Schizonycha lepidiota

Scientific classification
- Kingdom: Animalia
- Phylum: Arthropoda
- Clade: Pancrustacea
- Class: Insecta
- Order: Coleoptera
- Suborder: Polyphaga
- Infraorder: Scarabaeiformia
- Family: Scarabaeidae
- Genus: Schizonycha
- Species: S. lepidiota
- Binomial name: Schizonycha lepidiota Moser, 1914

= Schizonycha lepidiota =

- Genus: Schizonycha
- Species: lepidiota
- Authority: Moser, 1914

Species of beetle

Schizonycha lepidiota is a species of beetle of the family Scarabaeidae. It is found in Mozambique.

== Description ==
Adults reach a length of about 18-20 mm. They are similar to Schizonycha grossa, but more strongly scaled on the upper surface. The head is somewhat wrinkled-punctate, the punctures are covered with bristle-like scales. The antennae are brown. The pronotum is almost twice as wide as it is long. It is strongly and weakly wrinkled-punctate, the scales of the punctures are elliptical, the lateral margins are notched, the anterior and posterior angles are obtuse.
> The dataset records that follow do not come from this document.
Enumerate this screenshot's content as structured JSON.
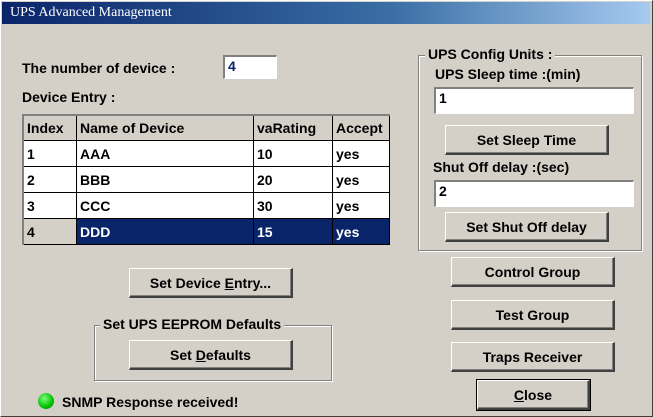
{
  "window": {
    "title": "UPS Advanced Management"
  },
  "device_count": {
    "label": "The number of device  :",
    "value": "4"
  },
  "device_entry": {
    "label": "Device Entry :",
    "columns": [
      "Index",
      "Name of Device",
      "vaRating",
      "Accept"
    ],
    "rows": [
      {
        "index": "1",
        "name": "AAA",
        "va": "10",
        "accept": "yes"
      },
      {
        "index": "2",
        "name": "BBB",
        "va": "20",
        "accept": "yes"
      },
      {
        "index": "3",
        "name": "CCC",
        "va": "30",
        "accept": "yes"
      },
      {
        "index": "4",
        "name": "DDD",
        "va": "15",
        "accept": "yes"
      }
    ],
    "selected_row": "4",
    "set_button": {
      "prefix": "Set Device ",
      "mnemonic": "E",
      "suffix": "ntry..."
    }
  },
  "eeprom": {
    "legend": "Set UPS EEPROM Defaults",
    "button": {
      "prefix": "Set ",
      "mnemonic": "D",
      "suffix": "efaults"
    }
  },
  "config": {
    "legend": "UPS Config Units :",
    "sleep_label": "UPS Sleep time :(min)",
    "sleep_value": "1",
    "sleep_button": "Set Sleep Time",
    "shutoff_label": "Shut Off delay :(sec)",
    "shutoff_value": "2",
    "shutoff_button": "Set Shut Off delay"
  },
  "side_buttons": {
    "control": "Control Group",
    "test": "Test Group",
    "traps": "Traps Receiver",
    "close": {
      "mnemonic": "C",
      "suffix": "lose"
    }
  },
  "status": {
    "text": "SNMP Response received!",
    "color": "#00c000"
  },
  "colors": {
    "title_bar": "#0a246a",
    "selection": "#0a246a",
    "face": "#d4d0c8"
  }
}
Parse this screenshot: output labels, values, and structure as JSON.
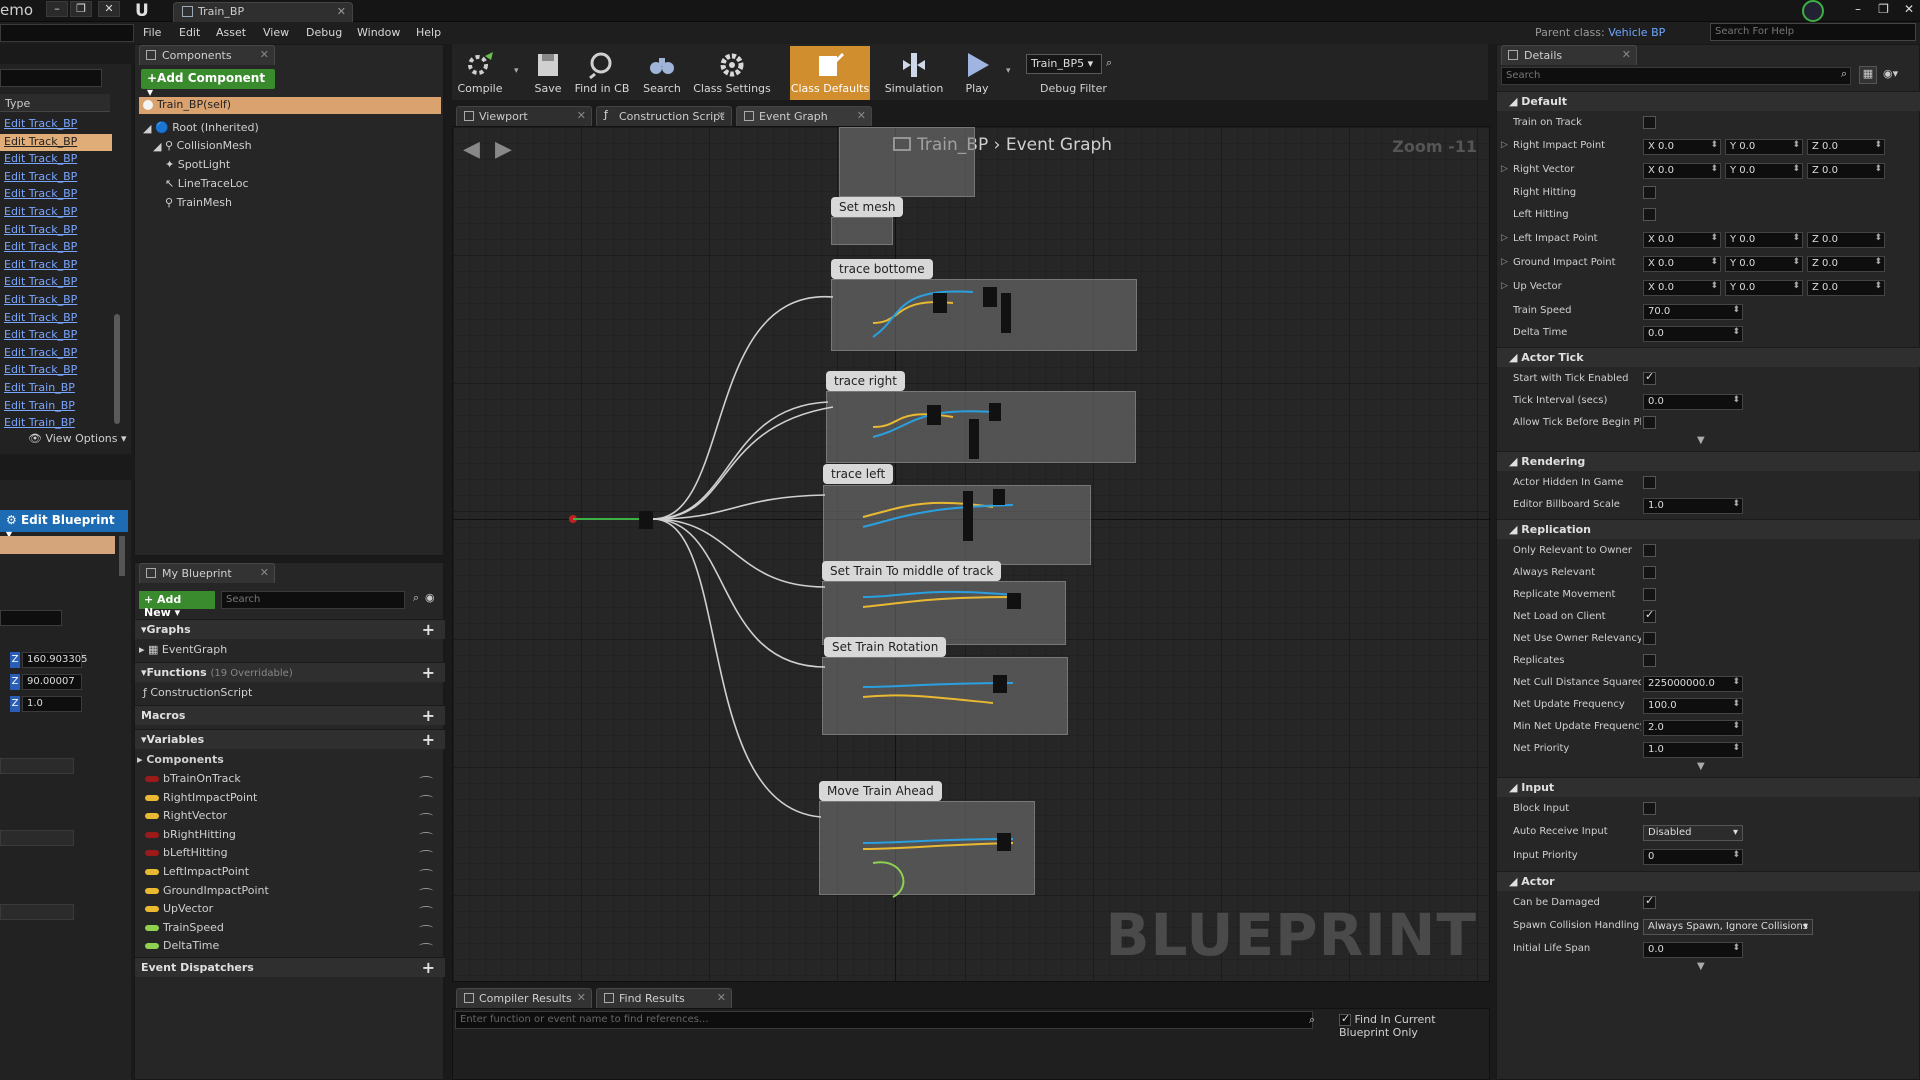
{
  "titlebar": {
    "app_fragment": "emo",
    "doc_tab": "Train_BP"
  },
  "menu": [
    "File",
    "Edit",
    "Asset",
    "View",
    "Debug",
    "Window",
    "Help"
  ],
  "parent_class": {
    "label": "Parent class:",
    "value": "Vehicle BP"
  },
  "help_search_placeholder": "Search For Help",
  "left_list": {
    "type_header": "Type",
    "items": [
      "Edit Track_BP",
      "Edit Track_BP",
      "Edit Track_BP",
      "Edit Track_BP",
      "Edit Track_BP",
      "Edit Track_BP",
      "Edit Track_BP",
      "Edit Track_BP",
      "Edit Track_BP",
      "Edit Track_BP",
      "Edit Track_BP",
      "Edit Track_BP",
      "Edit Track_BP",
      "Edit Track_BP",
      "Edit Track_BP",
      "Edit Train_BP",
      "Edit Train_BP",
      "Edit Train_BP"
    ],
    "selected_index": 1,
    "view_options": "View Options"
  },
  "left_lower": {
    "edit_blueprint": "Edit Blueprint",
    "z_values": [
      "160.903305",
      "90.00007",
      "1.0"
    ]
  },
  "components": {
    "tab": "Components",
    "add_button": "+Add Component",
    "self_row": "Train_BP(self)",
    "tree": [
      "Root (Inherited)",
      "CollisionMesh",
      "SpotLight",
      "LineTraceLoc",
      "TrainMesh"
    ]
  },
  "my_blueprint": {
    "tab": "My Blueprint",
    "add_new": "+ Add New",
    "search_placeholder": "Search",
    "graphs_label": "Graphs",
    "graphs": [
      "EventGraph"
    ],
    "functions_label": "Functions",
    "functions_sub": "(19 Overridable)",
    "functions": [
      "ConstructionScript"
    ],
    "macros_label": "Macros",
    "variables_label": "Variables",
    "components_label": "Components",
    "variables": [
      {
        "name": "bTrainOnTrack",
        "color": "#9b1b1b"
      },
      {
        "name": "RightImpactPoint",
        "color": "#e8b931"
      },
      {
        "name": "RightVector",
        "color": "#e8b931"
      },
      {
        "name": "bRightHitting",
        "color": "#9b1b1b"
      },
      {
        "name": "bLeftHitting",
        "color": "#9b1b1b"
      },
      {
        "name": "LeftImpactPoint",
        "color": "#e8b931"
      },
      {
        "name": "GroundImpactPoint",
        "color": "#e8b931"
      },
      {
        "name": "UpVector",
        "color": "#e8b931"
      },
      {
        "name": "TrainSpeed",
        "color": "#8fd14f"
      },
      {
        "name": "DeltaTime",
        "color": "#8fd14f"
      }
    ],
    "dispatchers_label": "Event Dispatchers"
  },
  "toolbar": {
    "buttons": [
      "Compile",
      "Save",
      "Find in CB",
      "Search",
      "Class Settings",
      "Class Defaults",
      "Simulation",
      "Play"
    ],
    "active": "Class Defaults",
    "debug_object": "Train_BP5",
    "debug_filter": "Debug Filter"
  },
  "graph_tabs": [
    "Viewport",
    "Construction Script",
    "Event Graph"
  ],
  "graph": {
    "breadcrumb_root": "Train_BP",
    "breadcrumb_leaf": "Event Graph",
    "zoom": "Zoom -11",
    "watermark": "BLUEPRINT",
    "comments": [
      "Set mesh",
      "trace bottome",
      "trace right",
      "trace left",
      "Set Train To middle of track",
      "Set Train Rotation",
      "Move Train Ahead"
    ]
  },
  "bottom": {
    "tabs": [
      "Compiler Results",
      "Find Results"
    ],
    "find_placeholder": "Enter function or event name to find references...",
    "find_current_only": "Find In Current Blueprint Only"
  },
  "details": {
    "tab": "Details",
    "search_placeholder": "Search",
    "categories": {
      "default": "Default",
      "actor_tick": "Actor Tick",
      "rendering": "Rendering",
      "replication": "Replication",
      "input": "Input",
      "actor": "Actor"
    },
    "default_props": {
      "train_on_track": "Train on Track",
      "right_impact_point": "Right Impact Point",
      "right_vector": "Right Vector",
      "right_hitting": "Right Hitting",
      "left_hitting": "Left Hitting",
      "left_impact_point": "Left Impact Point",
      "ground_impact_point": "Ground Impact Point",
      "up_vector": "Up Vector",
      "train_speed": "Train Speed",
      "train_speed_val": "70.0",
      "delta_time": "Delta Time",
      "delta_time_val": "0.0",
      "vec_x": "X 0.0",
      "vec_y": "Y 0.0",
      "vec_z": "Z 0.0"
    },
    "tick_props": {
      "start_tick": "Start with Tick Enabled",
      "tick_interval": "Tick Interval (secs)",
      "tick_interval_val": "0.0",
      "allow_tick": "Allow Tick Before Begin Pl"
    },
    "rendering_props": {
      "hidden": "Actor Hidden In Game",
      "billboard": "Editor Billboard Scale",
      "billboard_val": "1.0"
    },
    "replication_props": {
      "only_relevant": "Only Relevant to Owner",
      "always_relevant": "Always Relevant",
      "replicate_movement": "Replicate Movement",
      "net_load": "Net Load on Client",
      "net_use_owner": "Net Use Owner Relevancy",
      "replicates": "Replicates",
      "cull": "Net Cull Distance Squared",
      "cull_val": "225000000.0",
      "update_freq": "Net Update Frequency",
      "update_freq_val": "100.0",
      "min_update": "Min Net Update Frequency",
      "min_update_val": "2.0",
      "priority": "Net Priority",
      "priority_val": "1.0"
    },
    "input_props": {
      "block": "Block Input",
      "auto_receive": "Auto Receive Input",
      "auto_receive_val": "Disabled",
      "priority": "Input Priority",
      "priority_val": "0"
    },
    "actor_props": {
      "can_damage": "Can be Damaged",
      "spawn": "Spawn Collision Handling M",
      "spawn_val": "Always Spawn, Ignore Collisions",
      "life": "Initial Life Span",
      "life_val": "0.0"
    }
  }
}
A spot in the middle of the pronotum and the two transverse ridges before the posterior margin are more or less smooth. The scutellum is covered with scale-like punctures. The elytra are moderately densely punctate and weakly wrinkled. The scales of the punctures are elliptical, slightly pointed at the end. The pygidium is quite extensively covered with umbilical punctures, which bear bristle-like scales.